As a child, Walt delivered the Kansas City Star door-to-door and eventually got a job as a cartoonist there. He liked the job but was fired for “lack of creativity.” Undaunted, he opened a studio where he created cartoon “Laugh-O-Grams” and kept his caged pet mouse, “Mortimer,” the inspiration for Mickey Mouse.
Eventually, he moved to California where he created Snow White, one of North America’s top 10 money-earning movies of all time. But even that was a struggle. Walt had been doing short “Silly Symphonies” and the bank was accustomed to loaning him $150,000 to make each one. So when he came to them seeking 10 times that amount to do Snow White, the answer was a resounding “No!” (Banks only like to loan money on “sure bets” like housing. Ha ha.)
No one had made a full-length cartoon movie before and asking for $1.5 million to try seemed preposterous. His own brother (a former banker) begged him not to do it. But Walt persevered, and the movie earned $8 million during its initial release ($130 million in today’s dollars).
Another challenge Walt faced was the unionization of his studio workers. He didn’t see the need for it since he had been treating them like family.
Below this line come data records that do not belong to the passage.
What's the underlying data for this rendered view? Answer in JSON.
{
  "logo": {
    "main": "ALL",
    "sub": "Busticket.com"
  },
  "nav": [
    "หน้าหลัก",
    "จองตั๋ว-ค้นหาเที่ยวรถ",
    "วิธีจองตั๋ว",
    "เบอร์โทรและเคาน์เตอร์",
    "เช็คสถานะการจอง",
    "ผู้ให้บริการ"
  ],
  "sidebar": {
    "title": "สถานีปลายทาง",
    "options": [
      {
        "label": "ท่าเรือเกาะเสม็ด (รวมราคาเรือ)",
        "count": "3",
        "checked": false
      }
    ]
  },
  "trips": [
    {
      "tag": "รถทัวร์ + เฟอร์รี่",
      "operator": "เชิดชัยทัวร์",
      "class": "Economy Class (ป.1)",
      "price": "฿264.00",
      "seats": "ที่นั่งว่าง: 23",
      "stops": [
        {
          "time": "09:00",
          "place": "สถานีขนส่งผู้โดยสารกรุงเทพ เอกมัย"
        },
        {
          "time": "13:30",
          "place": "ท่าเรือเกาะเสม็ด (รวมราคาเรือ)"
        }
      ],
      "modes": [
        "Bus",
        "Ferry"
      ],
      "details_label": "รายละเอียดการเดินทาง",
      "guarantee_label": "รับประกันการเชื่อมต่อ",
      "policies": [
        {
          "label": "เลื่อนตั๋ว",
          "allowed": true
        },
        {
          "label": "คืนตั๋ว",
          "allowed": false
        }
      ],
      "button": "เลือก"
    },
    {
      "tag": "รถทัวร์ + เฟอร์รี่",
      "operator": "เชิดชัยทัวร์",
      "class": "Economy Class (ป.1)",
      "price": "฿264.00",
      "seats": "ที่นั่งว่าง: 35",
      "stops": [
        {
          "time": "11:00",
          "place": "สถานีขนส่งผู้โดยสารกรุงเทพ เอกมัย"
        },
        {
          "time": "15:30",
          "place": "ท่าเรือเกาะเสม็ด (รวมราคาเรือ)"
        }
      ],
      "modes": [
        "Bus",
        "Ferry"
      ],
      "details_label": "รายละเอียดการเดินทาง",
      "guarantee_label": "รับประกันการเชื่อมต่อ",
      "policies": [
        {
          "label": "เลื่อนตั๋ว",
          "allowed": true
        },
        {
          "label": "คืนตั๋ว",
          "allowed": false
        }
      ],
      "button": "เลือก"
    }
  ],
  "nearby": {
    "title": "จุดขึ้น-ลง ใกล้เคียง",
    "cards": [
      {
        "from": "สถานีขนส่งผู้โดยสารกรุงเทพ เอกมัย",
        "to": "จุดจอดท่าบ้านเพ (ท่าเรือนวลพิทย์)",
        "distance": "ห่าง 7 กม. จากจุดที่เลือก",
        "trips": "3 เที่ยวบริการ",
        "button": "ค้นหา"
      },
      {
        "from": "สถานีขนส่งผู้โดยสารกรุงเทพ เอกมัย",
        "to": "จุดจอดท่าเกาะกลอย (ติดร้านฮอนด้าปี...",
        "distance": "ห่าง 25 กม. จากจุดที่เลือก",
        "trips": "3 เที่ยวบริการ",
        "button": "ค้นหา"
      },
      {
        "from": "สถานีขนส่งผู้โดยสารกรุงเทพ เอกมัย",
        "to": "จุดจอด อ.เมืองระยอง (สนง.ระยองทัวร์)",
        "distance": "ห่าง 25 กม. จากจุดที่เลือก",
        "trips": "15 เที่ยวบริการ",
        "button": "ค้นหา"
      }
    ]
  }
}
As everyone’s tempers flared, the U.S. State Department suggested Walt leave the country and go to Latin America as a goodwill ambassador. While he was gone, a mediator stepped in and decided the studio should become a union shop. By the time he returned, the “family atmosphere” was no more. Walt cut his staff from over 1,200 to 694.
The point is, every time Walt was beaten down, he got back up. He had faith in his own imagination. He refused to quit. And he had an awesome brother. Roy was single-handedly responsible for cajoling the banks into loaning Walt whatever he needed to go after his dreams. And when Walt died during the building of Walt Disney World, Roy postponed his retirement to oversee its completion. It must have taken a lot out of him, because Roy himself passed away three months after it opened.
What dedication! Everything those Disney boys accomplished has added to the joy of my own family’s lives — cartoons, movies, theme parks!